Finding the Higgs Boson particle is a revolutionary scientific discovery, sure, but CERN isn't the only scientific body rewriting our understanding of elementary physics. An international team of researchers have just announced that the massive cosmic ray detector protruding from the ISS may have at long last detected dark matter.
The cosmic ray detector is called the Alpha Magnetic Spectrometer (AMS). It is the result of a collaboration of more than 200 scientists from 16 countries led by MIT physicist and Nobel laureate Samuel Ting. The DoE sponsored the $2 billion endeavour whose development began back in 1995 with the death of the Superconducting Super Collider program. The AMS was built at ESA's European Space Research and Technology Centre (ESTEC), rigorously tested under the CERN's nuclear particle beams, and delivered to the ISS from the Kennedy Space Center aboard the Space Shuttle Endeavor in 2011. With a peak power draw of 2.5kW, launching the AMS as an independent satellite proved unfeasible, hence its installation aboard the ISS.

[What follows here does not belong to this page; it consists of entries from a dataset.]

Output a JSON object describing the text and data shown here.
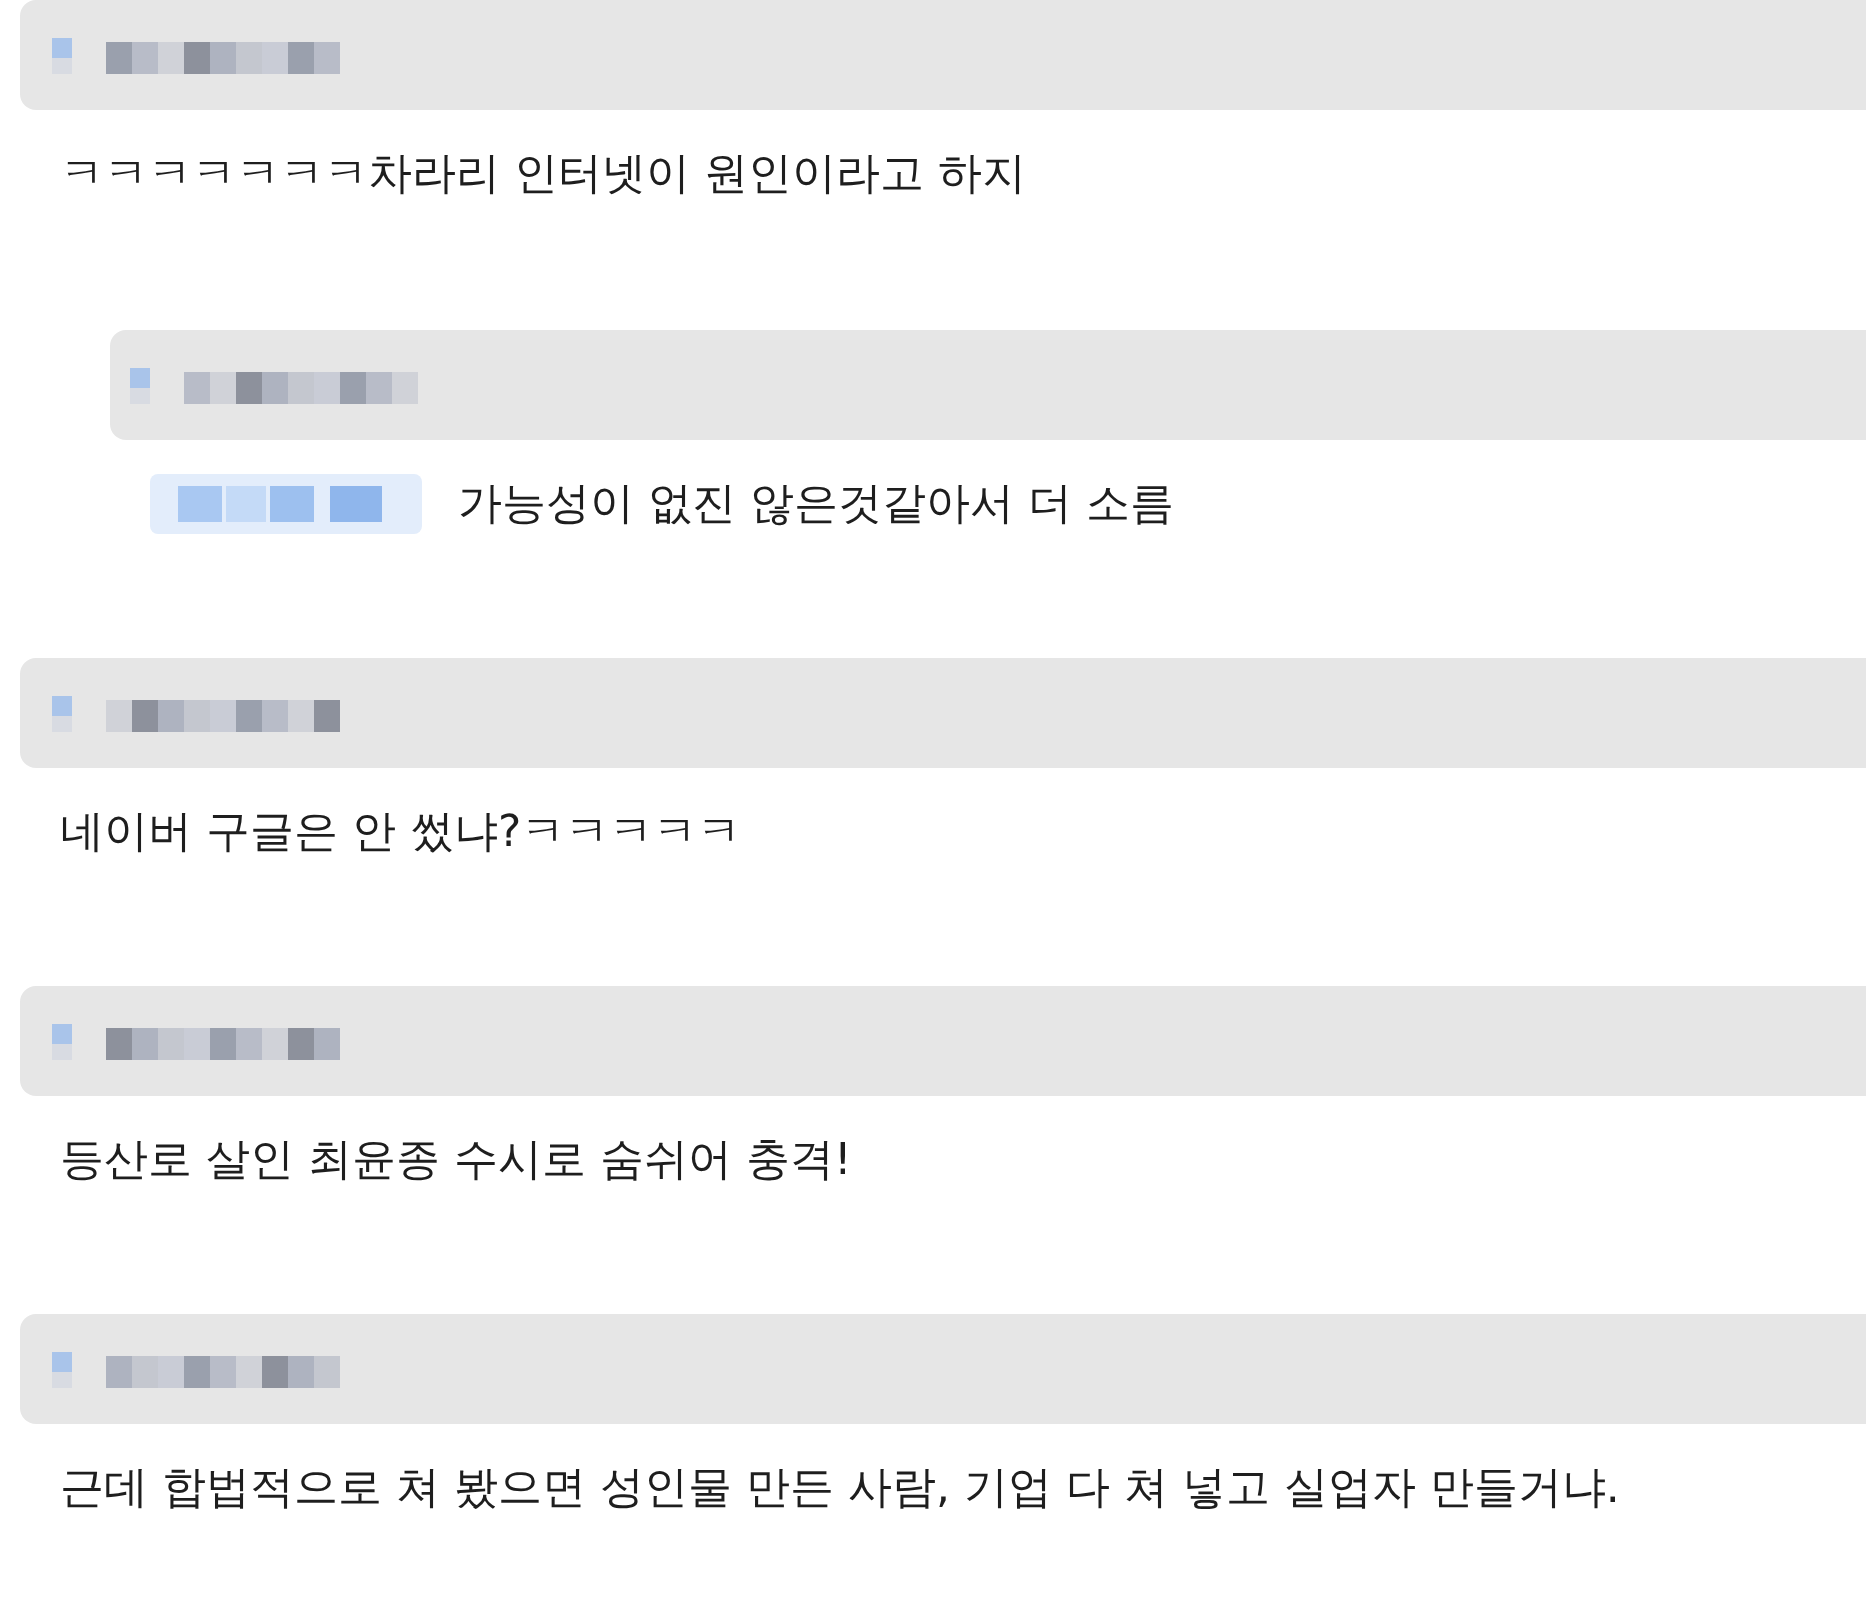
{
  "comments": [
    {
      "kind": "comment",
      "text": "ㅋㅋㅋㅋㅋㅋㅋ차라리 인터넷이 원인이라고 하지"
    },
    {
      "kind": "reply",
      "text": "가능성이 없진 않은것같아서 더 소름"
    },
    {
      "kind": "comment",
      "text": "네이버 구글은 안 썼냐?ㅋㅋㅋㅋㅋ"
    },
    {
      "kind": "comment",
      "text": "등산로 살인 최윤종 수시로 숨쉬어 충격!"
    },
    {
      "kind": "comment",
      "text": "근데 합법적으로 쳐 봤으면 성인물 만든 사람, 기업 다 쳐 넣고 실업자 만들거냐."
    }
  ]
}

The AMS is designed to pick out specific unusual particles from the haze of cosmic background radiation. As of July 2012, the detector had logged more than 18 billion cosmic ray events—that's roughly a thousand cosmic ray events every second, generating more than a gigabyte of data in the same amount of time. Among those 18 billion events, the AMS also recorded some 400,000 positrons—the antimatter ying to an electron's yang—however, the energy readings of these positrons suggest that they're the result of dark matter/anti-matter pairs annihilating each other rather than being created in, say, a pulsar or Lawrence Livermore Lab.
This is huge news because, as its name implies, dark matter can only be observed indirectly even though it theoretically constitutes 80 per cent of the known universe. Physicists have long speculated that this dark matter is composed of Weakly Interacting Massive Particles (WIMPs), theoretical particles that only interact using the weak force (ie gravity) rather than electromagnetic force (which prevents them from being directly observed). Since WIMPs generally keep to themselves, they are their own antimatter particle partners and will annihilate one another on contact, resulting in an electron and the positrons discovered by the AMS.
A lot more data needs to be collected and analysed before researchers can say for certain if the positrons are the result of WIMP interaction but this discovery is an huge step forward in our growing understanding of how the Universe was created and, more importantly, what it's made of.